I always thought winter time during the school year is what comes hardest for me.
I always thought that winter quarter was the hardest quarter. It's always dark, it's always dreary and the sun stays hidden.
Winter quarter is, and always will be hard. But I've come to the biggest conclusion that spring doesn't come any easier.
I haven't been able to figure that out yet. Three years of going through a spring quarter in college, and it doesn't seem to be getting any easier.
I failed a class in college, yet that doesn't make me a failure.
Let's backtrack a bit. Last spring 2018, I don't think I'd ever felt so low than I did during those few months. It wasn't even my mentality (maybe a little bit) that took the toll, but my physical and emotional aspect.
I was in a class that at the time, I thought was required for my major (it isn't so round of applause for me for putting myself through this). It's always hard to be in a class that you feel passionate about and excited about, yet everything you're doing is just not the right thing. It's hard seeing everyone else around you succeed and you're just not getting it.
This class took so much out of me. So much to the point that I didn't even know if I wanted to return back to school in the fall. I ended up withdrawing from the class part way through the quarter leaving a big "W" on my transcript. In those moments when I went to the registrar's office and asked for a withdraw form, I'd never felt more defeated in my entire life.
I was battling so hard on staying in the class or withdrawing (remember, I thought it was required so I thought I needed it). But then I thought about what it would've been if I just took a few months off from school and tried again later. Then I ended up playing the "compare-myself-to-my-friends" game. I always lose.
I thought about one of my best friends who graduated from high school and never went to college. How she is the assistant manager at her work, a job that she absolutely loves, who just moved out on her own at 21.
I think I could drop out. I could find a job that I really love, I can find a way to do what she does. If she can I can, right?
Then I think of my other friends who are also in college who are just thriving and enjoying life every single day. And I think, what the hell did I do wrong? I don't love what I'm doing. I don't love where I am. I don't have as many friends as they all do. What do they have that I'm not doing?
You'd think after nearly 21 years on earth, I'd learn that the "comparison game," is always a lose-lose battle.
So I took the "W," let myself feel like a failure and get on with my summer. Let me just say, coming back in the fall, I've never felt better than I ever have before.

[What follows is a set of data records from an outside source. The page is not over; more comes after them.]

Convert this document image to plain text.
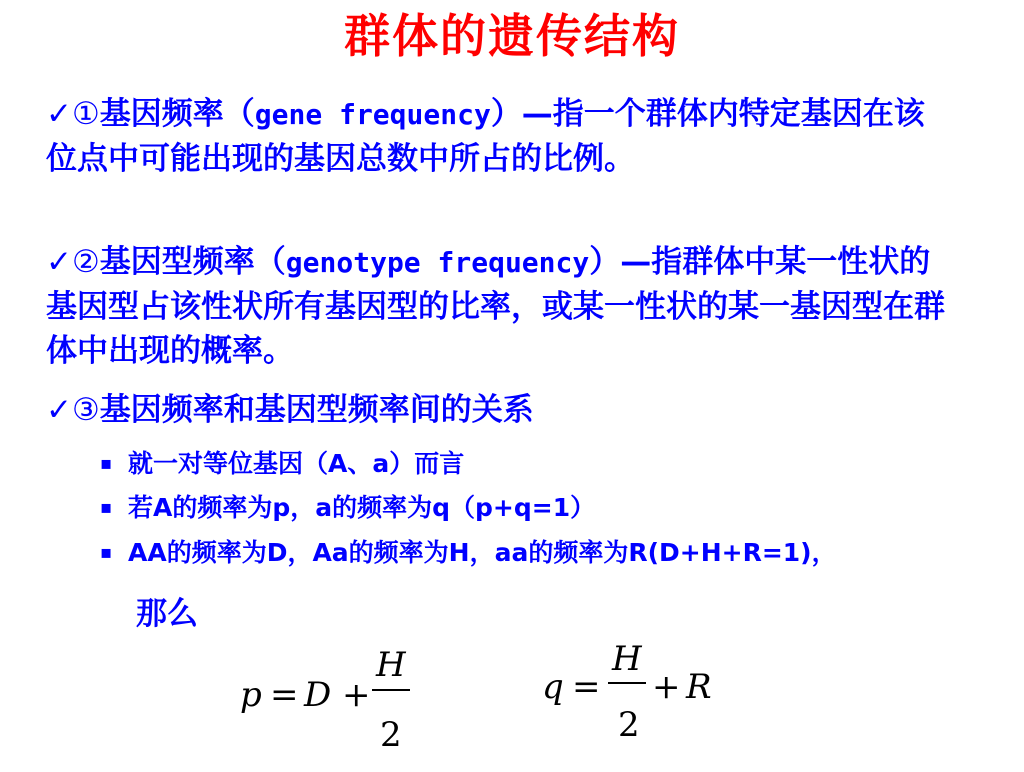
群体的遗传结构
✓①基因频率（gene frequency）—指一个群体内特定基因在该位点中可能出现的基因总数中所占的比例。
✓②基因型频率（genotype frequency）—指群体中某一性状的基因型占该性状所有基因型的比率，或某一性状的某一基因型在群体中出现的概率。
✓③基因频率和基因型频率间的关系
▪ 就一对等位基因（A、a）而言
▪ 若A的频率为p，a的频率为q（p+q=1）
▪ AA的频率为D，Aa的频率为H，aa的频率为R(D+H+R=1)，
那么
p = D +
H
2
q =
H
2
+ R
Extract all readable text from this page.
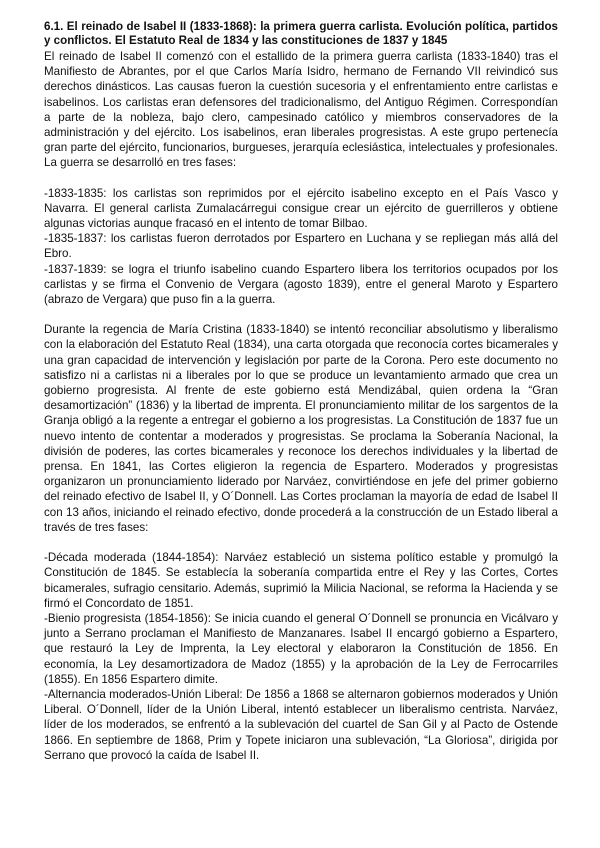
6.1. El reinado de Isabel II (1833-1868): la primera guerra carlista. Evolución política, partidos y conflictos. El Estatuto Real de 1834 y las constituciones de 1837 y 1845

El reinado de Isabel II comenzó con el estallido de la primera guerra carlista (1833-1840) tras el Manifiesto de Abrantes, por el que Carlos María Isidro, hermano de Fernando VII reivindicó sus derechos dinásticos. Las causas fueron la cuestión sucesoria y el enfrentamiento entre carlistas e isabelinos. Los carlistas eran defensores del tradicionalismo, del Antiguo Régimen. Correspondían a parte de la nobleza, bajo clero, campesinado católico y miembros conservadores de la administración y del ejército. Los isabelinos, eran liberales progresistas. A este grupo pertenecía gran parte del ejército, funcionarios, burgueses, jerarquía eclesiástica, intelectuales y profesionales. La guerra se desarrolló en tres fases:

-1833-1835: los carlistas son reprimidos por el ejército isabelino excepto en el País Vasco y Navarra. El general carlista Zumalacárregui consigue crear un ejército de guerrilleros y obtiene algunas victorias aunque fracasó en el intento de tomar Bilbao.

-1835-1837: los carlistas fueron derrotados por Espartero en Luchana y se repliegan más allá del Ebro.

-1837-1839: se logra el triunfo isabelino cuando Espartero libera los territorios ocupados por los carlistas y se firma el Convenio de Vergara (agosto 1839), entre el general Maroto y Espartero (abrazo de Vergara) que puso fin a la guerra.

Durante la regencia de María Cristina (1833-1840) se intentó reconciliar absolutismo y liberalismo con la elaboración del Estatuto Real (1834), una carta otorgada que reconocía cortes bicamerales y una gran capacidad de intervención y legislación por parte de la Corona. Pero este documento no satisfizo ni a carlistas ni a liberales por lo que se produce un levantamiento armado que crea un gobierno progresista. Al frente de este gobierno está Mendizábal, quien ordena la “Gran desamortización” (1836) y la libertad de imprenta. El pronunciamiento militar de los sargentos de la Granja obligó a la regente a entregar el gobierno a los progresistas. La Constitución de 1837 fue un nuevo intento de contentar a moderados y progresistas. Se proclama la Soberanía Nacional, la división de poderes, las cortes bicamerales y reconoce los derechos individuales y la libertad de prensa. En 1841, las Cortes eligieron la regencia de Espartero. Moderados y progresistas organizaron un pronunciamiento liderado por Narváez, convirtiéndose en jefe del primer gobierno del reinado efectivo de Isabel II, y O´Donnell. Las Cortes proclaman la mayoría de edad de Isabel II con 13 años, iniciando el reinado efectivo, donde procederá a la construcción de un Estado liberal a través de tres fases:

-Década moderada (1844-1854): Narváez estableció un sistema político estable y promulgó la Constitución de 1845. Se establecía la soberanía compartida entre el Rey y las Cortes, Cortes bicamerales, sufragio censitario. Además, suprimió la Milicia Nacional, se reforma la Hacienda y se firmó el Concordato de 1851.

-Bienio progresista (1854-1856): Se inicia cuando el general O´Donnell se pronuncia en Vicálvaro y junto a Serrano proclaman el Manifiesto de Manzanares. Isabel II encargó gobierno a Espartero, que restauró la Ley de Imprenta, la Ley electoral y elaboraron la Constitución de 1856. En economía, la Ley desamortizadora de Madoz (1855) y la aprobación de la Ley de Ferrocarriles (1855). En 1856 Espartero dimite.

-Alternancia moderados-Unión Liberal: De 1856 a 1868 se alternaron gobiernos moderados y Unión Liberal. O´Donnell, líder de la Unión Liberal, intentó establecer un liberalismo centrista. Narváez, líder de los moderados, se enfrentó a la sublevación del cuartel de San Gil y al Pacto de Ostende 1866. En septiembre de 1868, Prim y Topete iniciaron una sublevación, “La Gloriosa”, dirigida por Serrano que provocó la caída de Isabel II.
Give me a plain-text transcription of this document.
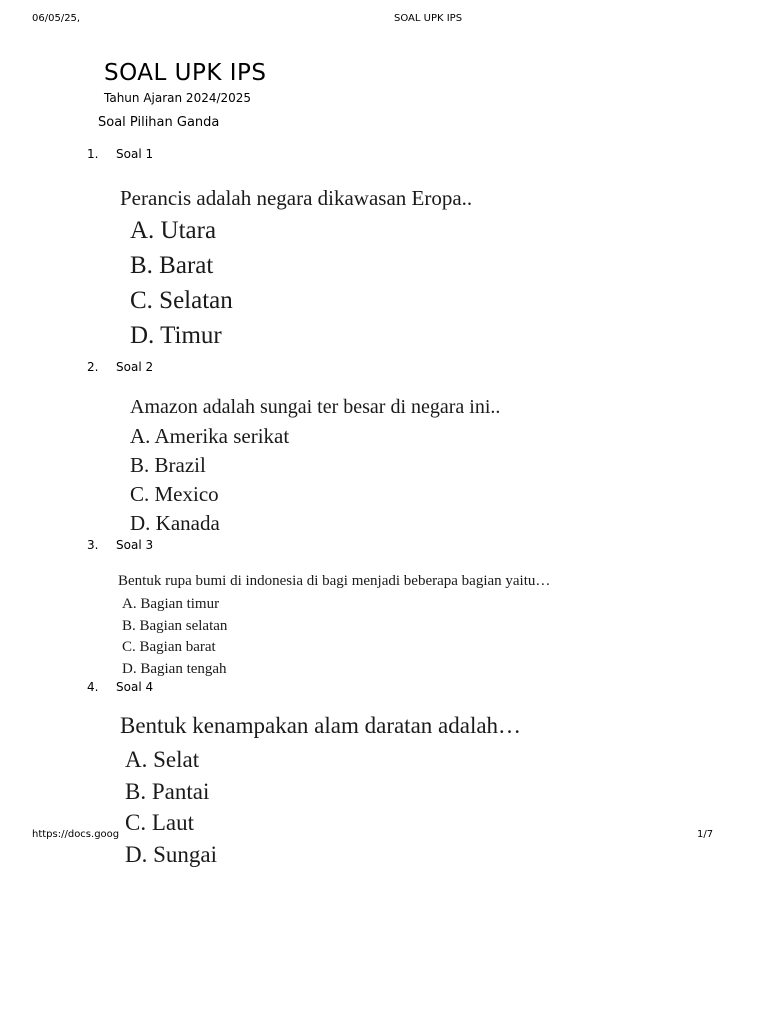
06/05/25,	SOAL UPK IPS
SOAL UPK IPS
Tahun Ajaran 2024/2025
Soal Pilihan Ganda
1. Soal 1
Perancis adalah negara dikawasan Eropa..
A. Utara
B. Barat
C. Selatan
D. Timur
2. Soal 2
Amazon adalah sungai ter besar di negara ini..
A. Amerika serikat
B. Brazil
C. Mexico
D. Kanada
3. Soal 3
Bentuk rupa bumi di indonesia di bagi menjadi beberapa bagian yaitu…
A. Bagian timur
B. Bagian selatan
C. Bagian barat
D. Bagian tengah
4. Soal 4
Bentuk kenampakan alam daratan adalah…
A. Selat
B. Pantai
C. Laut
D. Sungai
https://docs.goog	1/7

And it's here that I realize, it's not winter quarter that's hard. Winter quarter is dark and I don't like the blue weather. But spring hasn't been much kinder to me.
Fast forward to now, or a couple of weeks ago from now and I find myself in the same situation. I'm in a class where everything I'm doing is just not enough. Where I feel like everyone else around me is thriving and I keep coming up short. I can't even say that I failed because I was distracted or partying or caught up in a relationship or wasn't trying.
This time, I didn't withdraw in time. This time, I do need this class for my major. This time, I feel like I really did mess up.
Except, to be completely honest, I don't know if I fully did because quite frankly, I don't even want to look at my final grade. As much as I'd like to think I failed the class, I just hope (and think) I did enough to pass.
All I know is I nearly failed a class in college. Yet right now, I don't feel like a total failure. I don't feel like I failed, and I don't feel defeated. Because I've been through this before.
I've been through doing poorly in a class and I've been through feeling defeated by a class that I know what the other side looks like.
And here I am, completely exposing myself to all my friends and family so I'll make myself very clear one time and one time only, I pretty much failed a class in college but that doesn't make me a failure!
What's different about this class is I actually need to pass it. I actually need to take it again and succeed to continue on in my major. For some reason, I'm in this weird limbo mood where I feel like I can do it. Maybe that's just my brain already being on summer mode, but I feel like when I take this class again, I'll pass it, complete it and be proud of myself again.
Failing one college class does not make you a failure. Failing ten college classes or any class for that matter does not make you a failure. It's what you do afterward that matters.
And I hate to be the one to preach that or try to preach that because no one likes those people. We all know the grass is always greener on the other side and whatever happens, happens. We know that! But sometimes it's important to hear it. Hear it from someone who has actually been where you've been.
Failing a class sucks. Having to tell your parents and your family that you're not graduating when you thought you would because you need to retake a class does not feel any better.
I know I'm in a lucky situation where I have support no matter what. Not everyone has the same support I do or the same backbone to fall back to like I do. But just because you failed one, eight or every single class but one, doesn't mean you're a failure. Keep going, keep trying.
I am not giving up. So shouldn't that count for something?